AGI refers to Artificial General Intelligence, an AI model or permutation of models (maybe “multiple agents; this is probably where things are headed) that was originally defined to be “systems that are generally smarter than humans” (Altman/OpenAI). Subsequently, Altman clarified the definition to be “equivalent of a median human that you could hire as a co-worker” (IBID). Ilysa Sutskever defined it as “a system that does any job or any task a human does, but only better.”
In order for it do that, it doesn’t necessarily have to have all the intelligence abilities of humans; it just has to be able to do their jobs; it needs to have those capabilities, not necessarily the ability to think like humans.
So, it’s possible that we could be close to that, and that alone would be tremendously economically disruptive, and arguably not in the interest of humanity. And if it can do any job, it may be able to act autonomously. If it can act autonomously, it could do bad things (especially if the safety controls cannot pace it). If it could do all those things, perhaps it could train itself to do more (especially without controls).
Anyhow, you can at least imagine the concerns.
Do I think we are close to AGI?
I don’t think I’m qualified to say. Most (maybe all, at least nearly all) leading AI scientists say 5-20 years and point out that the timeframe is constantly accelerating. Based on some definitions, and what Altman and Sustkever have said about the models recently, we could be close (the potential disagreement above aside), depending on how it is defined.
Regardless, there are more and more developments that will significantly impact education and society regardless of whether or not we achieve AGI soon.
Should Sutskever be ignored?
There is some temptation to ignore Sutskever, to paint him as some “mad scientists” or a self-interested individual who tried to pull-off a coup, but, as Lex Fridman, the popular AI scientist at MIT, notes:
Ilya Sutskever is the co-founder of OpenAI, is one of the most cited computer scientists in history with over 165,000 citations, and to me, is one of the most brilliant and insightful minds ever in the field of deep learning. There are very few people in this world who I would rather talk to and brainstorm with about deep learning, intelligence, and life than Ilya, on and off the mic.
A recent article in Fast Company adds:
“I remember Sam [Altman] referring to Ilya as one of the most respected researchers in the world,” Dalton Caldwell, managing director of investments at Y Combinator, said in an interview for a story about Sutskever with MIT Technology Review that was published just last month. “He thought that Ilya would be able to attract a lot of top AI talent. He even mentioned that Yoshua Bengio, one of the world’s top AI experts, believed that it would be unlikely to find a better candidate than Ilya to be OpenAI’s lead scientist.” OpenAI cofounder Elon Musk has called Sutskever the “linchpin” to OpenAI’s success
What does AGI mean for education?
What do students need to learn in school?

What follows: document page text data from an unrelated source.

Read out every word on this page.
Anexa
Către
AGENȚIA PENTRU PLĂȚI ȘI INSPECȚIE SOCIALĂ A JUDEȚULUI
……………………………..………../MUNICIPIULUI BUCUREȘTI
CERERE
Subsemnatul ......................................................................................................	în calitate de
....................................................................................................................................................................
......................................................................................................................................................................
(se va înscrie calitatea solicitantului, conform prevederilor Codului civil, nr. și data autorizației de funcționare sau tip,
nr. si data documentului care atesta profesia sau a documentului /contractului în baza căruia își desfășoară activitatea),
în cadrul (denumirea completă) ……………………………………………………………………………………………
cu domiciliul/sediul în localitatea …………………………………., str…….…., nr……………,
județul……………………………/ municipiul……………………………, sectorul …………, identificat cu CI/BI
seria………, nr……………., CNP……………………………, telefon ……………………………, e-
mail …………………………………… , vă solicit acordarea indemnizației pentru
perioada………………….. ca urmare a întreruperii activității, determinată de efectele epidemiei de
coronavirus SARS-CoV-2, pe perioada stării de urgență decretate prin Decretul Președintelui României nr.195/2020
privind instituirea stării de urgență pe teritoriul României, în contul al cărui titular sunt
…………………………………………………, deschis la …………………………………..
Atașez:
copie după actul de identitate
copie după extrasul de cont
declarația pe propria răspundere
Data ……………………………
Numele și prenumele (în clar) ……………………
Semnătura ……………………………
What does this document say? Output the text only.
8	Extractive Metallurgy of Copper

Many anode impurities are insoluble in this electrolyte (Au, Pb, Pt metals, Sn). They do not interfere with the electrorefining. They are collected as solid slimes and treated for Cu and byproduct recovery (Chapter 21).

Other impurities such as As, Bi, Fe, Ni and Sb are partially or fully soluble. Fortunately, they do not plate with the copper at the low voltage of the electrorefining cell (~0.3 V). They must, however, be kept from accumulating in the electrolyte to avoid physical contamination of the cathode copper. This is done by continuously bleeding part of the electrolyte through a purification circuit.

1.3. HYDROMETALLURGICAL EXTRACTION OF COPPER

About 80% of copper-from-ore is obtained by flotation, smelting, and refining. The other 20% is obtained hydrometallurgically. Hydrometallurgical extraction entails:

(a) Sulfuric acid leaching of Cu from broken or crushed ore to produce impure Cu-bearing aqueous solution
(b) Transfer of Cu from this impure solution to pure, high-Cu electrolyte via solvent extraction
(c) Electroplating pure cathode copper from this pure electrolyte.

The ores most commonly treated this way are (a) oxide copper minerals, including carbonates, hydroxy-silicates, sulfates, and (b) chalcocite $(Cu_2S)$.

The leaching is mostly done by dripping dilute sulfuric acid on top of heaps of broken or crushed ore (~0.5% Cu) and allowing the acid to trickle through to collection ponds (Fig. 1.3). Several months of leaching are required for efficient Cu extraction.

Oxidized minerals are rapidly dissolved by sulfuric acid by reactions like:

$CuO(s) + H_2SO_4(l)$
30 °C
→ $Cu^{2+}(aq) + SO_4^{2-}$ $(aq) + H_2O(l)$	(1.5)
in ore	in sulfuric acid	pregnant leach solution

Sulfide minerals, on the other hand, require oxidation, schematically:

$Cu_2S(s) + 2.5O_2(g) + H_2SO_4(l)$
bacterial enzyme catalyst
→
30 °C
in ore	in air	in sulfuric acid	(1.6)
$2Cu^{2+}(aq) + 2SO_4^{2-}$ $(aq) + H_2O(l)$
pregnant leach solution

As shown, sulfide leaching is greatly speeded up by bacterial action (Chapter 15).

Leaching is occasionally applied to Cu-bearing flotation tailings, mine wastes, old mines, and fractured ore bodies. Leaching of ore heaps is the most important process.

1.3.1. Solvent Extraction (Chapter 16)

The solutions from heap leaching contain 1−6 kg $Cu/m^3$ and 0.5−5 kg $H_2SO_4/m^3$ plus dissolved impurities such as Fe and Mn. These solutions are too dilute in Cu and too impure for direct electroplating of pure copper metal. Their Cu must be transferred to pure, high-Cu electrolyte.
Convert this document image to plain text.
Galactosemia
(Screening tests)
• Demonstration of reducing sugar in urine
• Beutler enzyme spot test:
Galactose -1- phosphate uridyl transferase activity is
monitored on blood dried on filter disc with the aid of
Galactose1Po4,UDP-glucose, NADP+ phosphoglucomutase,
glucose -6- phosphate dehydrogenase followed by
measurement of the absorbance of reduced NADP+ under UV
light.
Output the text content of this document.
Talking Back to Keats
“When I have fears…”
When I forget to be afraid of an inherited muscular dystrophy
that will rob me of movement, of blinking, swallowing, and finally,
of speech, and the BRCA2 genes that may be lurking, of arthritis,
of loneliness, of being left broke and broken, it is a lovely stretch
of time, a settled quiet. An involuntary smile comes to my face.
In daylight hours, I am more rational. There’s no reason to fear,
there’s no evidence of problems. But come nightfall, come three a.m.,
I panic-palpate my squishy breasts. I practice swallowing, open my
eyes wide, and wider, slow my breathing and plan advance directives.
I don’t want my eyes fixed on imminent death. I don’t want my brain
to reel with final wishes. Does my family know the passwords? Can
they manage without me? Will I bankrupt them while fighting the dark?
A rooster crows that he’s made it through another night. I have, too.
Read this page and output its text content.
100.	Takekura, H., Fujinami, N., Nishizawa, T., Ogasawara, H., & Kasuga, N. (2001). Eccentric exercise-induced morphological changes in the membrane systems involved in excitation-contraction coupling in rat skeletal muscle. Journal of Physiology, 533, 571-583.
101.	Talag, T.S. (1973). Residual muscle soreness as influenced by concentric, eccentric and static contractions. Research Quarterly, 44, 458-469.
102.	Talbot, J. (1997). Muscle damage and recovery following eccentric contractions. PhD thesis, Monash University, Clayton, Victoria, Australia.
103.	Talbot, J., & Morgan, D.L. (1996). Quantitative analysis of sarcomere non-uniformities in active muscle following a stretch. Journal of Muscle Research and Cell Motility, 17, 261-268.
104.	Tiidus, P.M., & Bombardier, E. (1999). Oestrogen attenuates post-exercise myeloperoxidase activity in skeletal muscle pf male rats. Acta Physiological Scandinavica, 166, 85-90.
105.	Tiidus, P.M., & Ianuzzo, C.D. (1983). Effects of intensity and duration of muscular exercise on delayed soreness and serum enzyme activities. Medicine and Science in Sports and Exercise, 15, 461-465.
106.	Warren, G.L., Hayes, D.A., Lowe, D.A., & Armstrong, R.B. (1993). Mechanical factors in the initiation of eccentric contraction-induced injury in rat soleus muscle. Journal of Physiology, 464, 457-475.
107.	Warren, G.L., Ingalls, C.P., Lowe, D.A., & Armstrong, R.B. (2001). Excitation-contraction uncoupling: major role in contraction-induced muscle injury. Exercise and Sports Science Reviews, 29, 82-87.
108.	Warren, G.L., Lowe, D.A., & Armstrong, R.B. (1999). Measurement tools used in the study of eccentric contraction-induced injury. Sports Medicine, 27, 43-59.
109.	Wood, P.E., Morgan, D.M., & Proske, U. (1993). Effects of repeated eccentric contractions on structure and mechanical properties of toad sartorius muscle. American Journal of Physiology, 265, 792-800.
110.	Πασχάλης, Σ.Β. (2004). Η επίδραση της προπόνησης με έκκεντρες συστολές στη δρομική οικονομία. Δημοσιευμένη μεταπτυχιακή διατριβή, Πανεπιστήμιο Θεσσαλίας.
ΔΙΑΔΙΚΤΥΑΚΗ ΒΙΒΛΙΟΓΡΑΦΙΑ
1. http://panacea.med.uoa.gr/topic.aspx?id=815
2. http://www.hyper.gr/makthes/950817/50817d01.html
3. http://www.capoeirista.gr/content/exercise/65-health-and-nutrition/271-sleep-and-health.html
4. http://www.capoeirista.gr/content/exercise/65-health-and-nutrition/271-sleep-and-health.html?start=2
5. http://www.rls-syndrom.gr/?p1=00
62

In a world where it can do most people’s jobs, that will change.
Instruction and Assessment
Even if AGI is not obtained, continued AI developments will have a big impact on education, but when students have autonomous agents that function as individual tutors, education will change in a big way. This includes not just what and how students are taught, but the values and skill we attempt to cultivate.
We outline this in our paper, but professor Michael Sankey also has some quick slides and I’ve included a few samples for you to think about.
Jobs
I do not see schools replacing teachers with AIs, but AI-driven instruction will make distributed, non-school learning more possible and fewer students may choose to attend brick & mortar schools.
And the role of the teacher will certainly change to be more of a “guide on the side.”
We unpack this more in our paper.
AI Literacy
As I stated many times, it is very important that students and faculty understand these developments, so AI literacy is essential.
What should educational administrators plan for?
Six months ago, I wrote a blog post about how any 3-5 year plans educational institutions have need to be torn-up because they don’t assume an AI World, and that is becoming more and more true every day.